Ist es enttäuschend, wenn du z.B. eine Band cool findest, und du merkst, dass die die Bodenhaftung verloren haben?
Ja, teilweise schon. Im Großen und Ganzen waren die meisten Erlebnisse mit Stars, also Leute, von denen wir auch Platten im Regal stehen haben, total positiv. Das sind nach wie vor coole Typen und die sind auch immer noch total nett und freundlich. Nur einmal ist es mir bisher passiert, dass ich enttäuscht war: In der Schweiz haben wir mit Social Distortion gespielt. Das ist eine Band, die ich seit Kindheitstagen höre und von der ich früher auch riesiger Fan war. Da war es auch so, dass die den ganzen Tag nicht da waren und der Sänger Mike Ness wirklich zwei Minuten vor der Show auch mit der schwarzen Limousine an die Bühnenseite gefahren wurde, ausstieg und direkt auf die Bühne lief. Ich kann mir das halt nicht vorstellen. Das hat für mich mit Rock’n’Roll auch nichts mehr zu tun. Das fand ich schon enttäuschend.
Ihr seid große Fußballfans, du insbesondere vom VfB Stuttgart. Was sagst du zur aktuellen Situation? Glaubst du noch an Trainer Alexander Zorniger oder nicht mehr?
Als VfB-Fan muss man an alles glauben, was sich so bietet. Unser Schlagzeuger Max und ich sind richtig harte VfB-Fans. Es ist manchmal echt schwierig, wenn wir uns nachmittags noch das Spiel anschauen und abends auf die Bühne sollen und so tun sollen, als wären wir heute gut drauf. Das ist gar nicht so einfach. Aber man ist als Stuttgartfan in den letzten Jahren ja leidensfähig geworden. Ich glaube schon daran, dass es mit dem Zorniger gut klappen kann. Dauert halt wieder ein bisschen lange … (lacht). So wie immer alles bei uns. Wir werden uns wahrscheinlich wieder in letzter Sekunde vor dem Abstieg retten. Aber wenigstens ist es bei uns spannend. Unser Gitarrist Sibbi ist Bayernfan und da denke ich mir: Wie langweilig ist das überhaupt? Jedes Wochenende weiß man doch, dass die eh schon wieder gewinnen und es nur noch darum geht, wie hoch die gewinnen. Das ist doch total öde.
Zorniger ist schon ein spezieller Typ, er sagt auch alles, was ihm gerade in den Kopf kommt. Wie kommt er so bei dir an?
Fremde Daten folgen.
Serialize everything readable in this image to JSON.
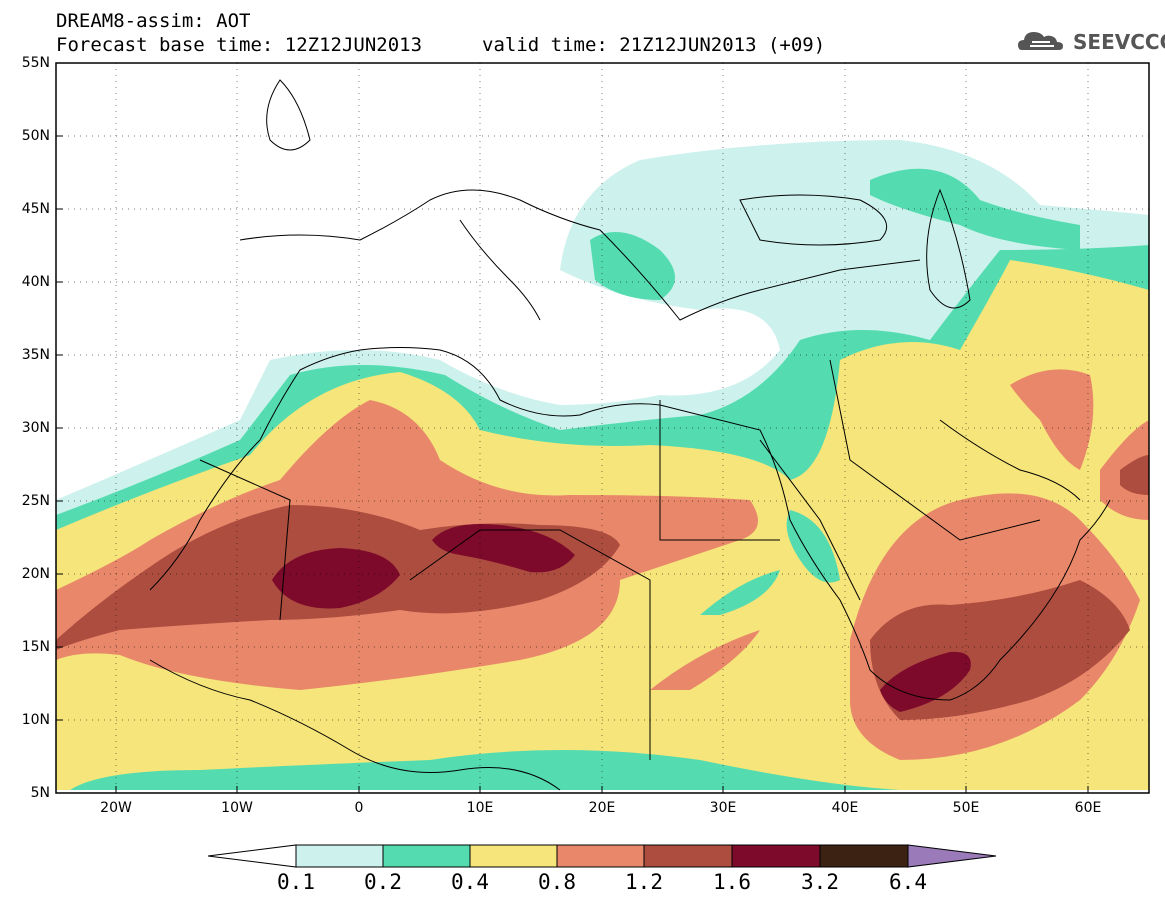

Ich muss sagen, ich finde es total gut, wenn es in der Bundesliga auch mal so Typen gibt, die den Mund aufmachen und vielleicht auch mal was sagen, was in der ersten Sekunde nicht so clever ist und vielleicht auch aus einer Emotion heraus gesagt ist. Ich finde diese Typen, die Dinge tun, die andere halt nicht tun, total wichtig für die Liga. Diese antrainierten Interviewantworten, die es nach jedem Siel gibt, bei denen man denkt, der hat einen Zettel und liest grad runter, sind doch langweilig. Ich finde das ganz fürchterlich. Ich freue mich über jeden, der den Mund aufmacht und auch mal was Unbequemes in der Öffentlichkeit sagt. Zorniger ist auf jeden Fall sympathisch und ich bin froh, dass wir ihn haben. Ich fände es aber gut, wenn wir mal ein Spiel gewinnen würden (lacht).
Stichwort RB Leipzig: Was ist deine Meinung?
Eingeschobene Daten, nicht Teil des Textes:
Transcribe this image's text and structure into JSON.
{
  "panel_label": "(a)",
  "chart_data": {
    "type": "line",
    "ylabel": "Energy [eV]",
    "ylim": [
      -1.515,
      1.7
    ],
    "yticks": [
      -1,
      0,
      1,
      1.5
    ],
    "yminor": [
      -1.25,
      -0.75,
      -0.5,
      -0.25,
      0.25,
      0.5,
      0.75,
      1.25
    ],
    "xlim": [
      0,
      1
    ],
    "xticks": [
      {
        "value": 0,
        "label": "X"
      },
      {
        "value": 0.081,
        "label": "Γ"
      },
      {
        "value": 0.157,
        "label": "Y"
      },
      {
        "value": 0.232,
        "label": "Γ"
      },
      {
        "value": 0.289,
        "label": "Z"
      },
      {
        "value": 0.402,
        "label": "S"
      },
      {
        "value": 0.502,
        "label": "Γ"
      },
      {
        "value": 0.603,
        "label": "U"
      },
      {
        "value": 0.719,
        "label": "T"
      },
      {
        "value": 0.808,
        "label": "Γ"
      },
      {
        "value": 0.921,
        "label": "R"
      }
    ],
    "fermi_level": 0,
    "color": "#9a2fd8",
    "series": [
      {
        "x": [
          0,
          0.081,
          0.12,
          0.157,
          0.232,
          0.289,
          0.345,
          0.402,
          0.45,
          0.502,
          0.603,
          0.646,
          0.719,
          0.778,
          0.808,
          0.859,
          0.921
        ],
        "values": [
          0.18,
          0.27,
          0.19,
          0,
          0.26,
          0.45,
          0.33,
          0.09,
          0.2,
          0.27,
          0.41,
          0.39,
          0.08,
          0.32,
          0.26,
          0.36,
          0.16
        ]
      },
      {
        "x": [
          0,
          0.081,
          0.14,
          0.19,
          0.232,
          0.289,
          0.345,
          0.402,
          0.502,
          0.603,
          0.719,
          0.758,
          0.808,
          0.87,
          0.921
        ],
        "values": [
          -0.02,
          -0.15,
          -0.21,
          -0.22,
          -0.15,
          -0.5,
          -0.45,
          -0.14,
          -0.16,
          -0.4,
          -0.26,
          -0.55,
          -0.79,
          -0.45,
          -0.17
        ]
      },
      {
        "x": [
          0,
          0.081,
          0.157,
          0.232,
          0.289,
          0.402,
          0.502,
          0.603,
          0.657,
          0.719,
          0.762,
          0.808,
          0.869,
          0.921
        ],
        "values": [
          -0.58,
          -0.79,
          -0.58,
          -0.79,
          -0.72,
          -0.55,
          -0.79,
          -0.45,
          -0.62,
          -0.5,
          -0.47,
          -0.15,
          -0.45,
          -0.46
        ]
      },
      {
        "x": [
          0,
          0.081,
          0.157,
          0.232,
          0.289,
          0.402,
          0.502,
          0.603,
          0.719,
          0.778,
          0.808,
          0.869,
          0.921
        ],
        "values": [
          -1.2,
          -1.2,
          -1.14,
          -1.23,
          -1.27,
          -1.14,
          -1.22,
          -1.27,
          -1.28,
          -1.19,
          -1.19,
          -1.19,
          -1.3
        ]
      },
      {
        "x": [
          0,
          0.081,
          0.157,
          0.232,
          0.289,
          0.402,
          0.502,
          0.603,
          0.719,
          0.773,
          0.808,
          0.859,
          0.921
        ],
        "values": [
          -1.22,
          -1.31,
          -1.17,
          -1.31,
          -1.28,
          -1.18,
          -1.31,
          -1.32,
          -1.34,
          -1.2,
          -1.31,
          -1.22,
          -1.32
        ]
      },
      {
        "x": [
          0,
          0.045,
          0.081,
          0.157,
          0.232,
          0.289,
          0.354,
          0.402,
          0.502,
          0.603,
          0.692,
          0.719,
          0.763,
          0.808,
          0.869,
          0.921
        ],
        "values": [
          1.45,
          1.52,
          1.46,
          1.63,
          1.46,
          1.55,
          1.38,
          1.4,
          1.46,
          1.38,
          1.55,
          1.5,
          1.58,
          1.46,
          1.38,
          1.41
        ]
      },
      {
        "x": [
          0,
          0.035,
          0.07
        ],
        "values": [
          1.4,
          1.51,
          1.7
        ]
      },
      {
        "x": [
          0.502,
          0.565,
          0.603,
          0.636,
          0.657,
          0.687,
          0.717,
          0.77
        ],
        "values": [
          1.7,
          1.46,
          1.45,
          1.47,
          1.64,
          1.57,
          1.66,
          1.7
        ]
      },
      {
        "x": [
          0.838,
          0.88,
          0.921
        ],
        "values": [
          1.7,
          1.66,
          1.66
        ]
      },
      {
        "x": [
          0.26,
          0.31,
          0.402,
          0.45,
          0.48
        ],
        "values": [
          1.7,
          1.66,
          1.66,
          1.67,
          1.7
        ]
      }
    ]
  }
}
Das sehe ich schon bedenklich. Das ist einfach nicht cool, wenn sich so große Investoren reinkaufen und einen Club aufpäppeln. Ich finde es total schön für Leipzig und ich finde auch, dass Leipzig es absolut verdient hat, einen erfolgreichen Fußballclub zu haben. Aber die Art und Weise ist nicht schön. Es ist wie mit Hoffenheim – ich finde, das ist kein cooler Verein. Und für mich ist es spannender ins Stadion zu gehen und man spielt gegen einen traditionsreichen Verein wie Mönchengladbach als gegen RB Leipzig.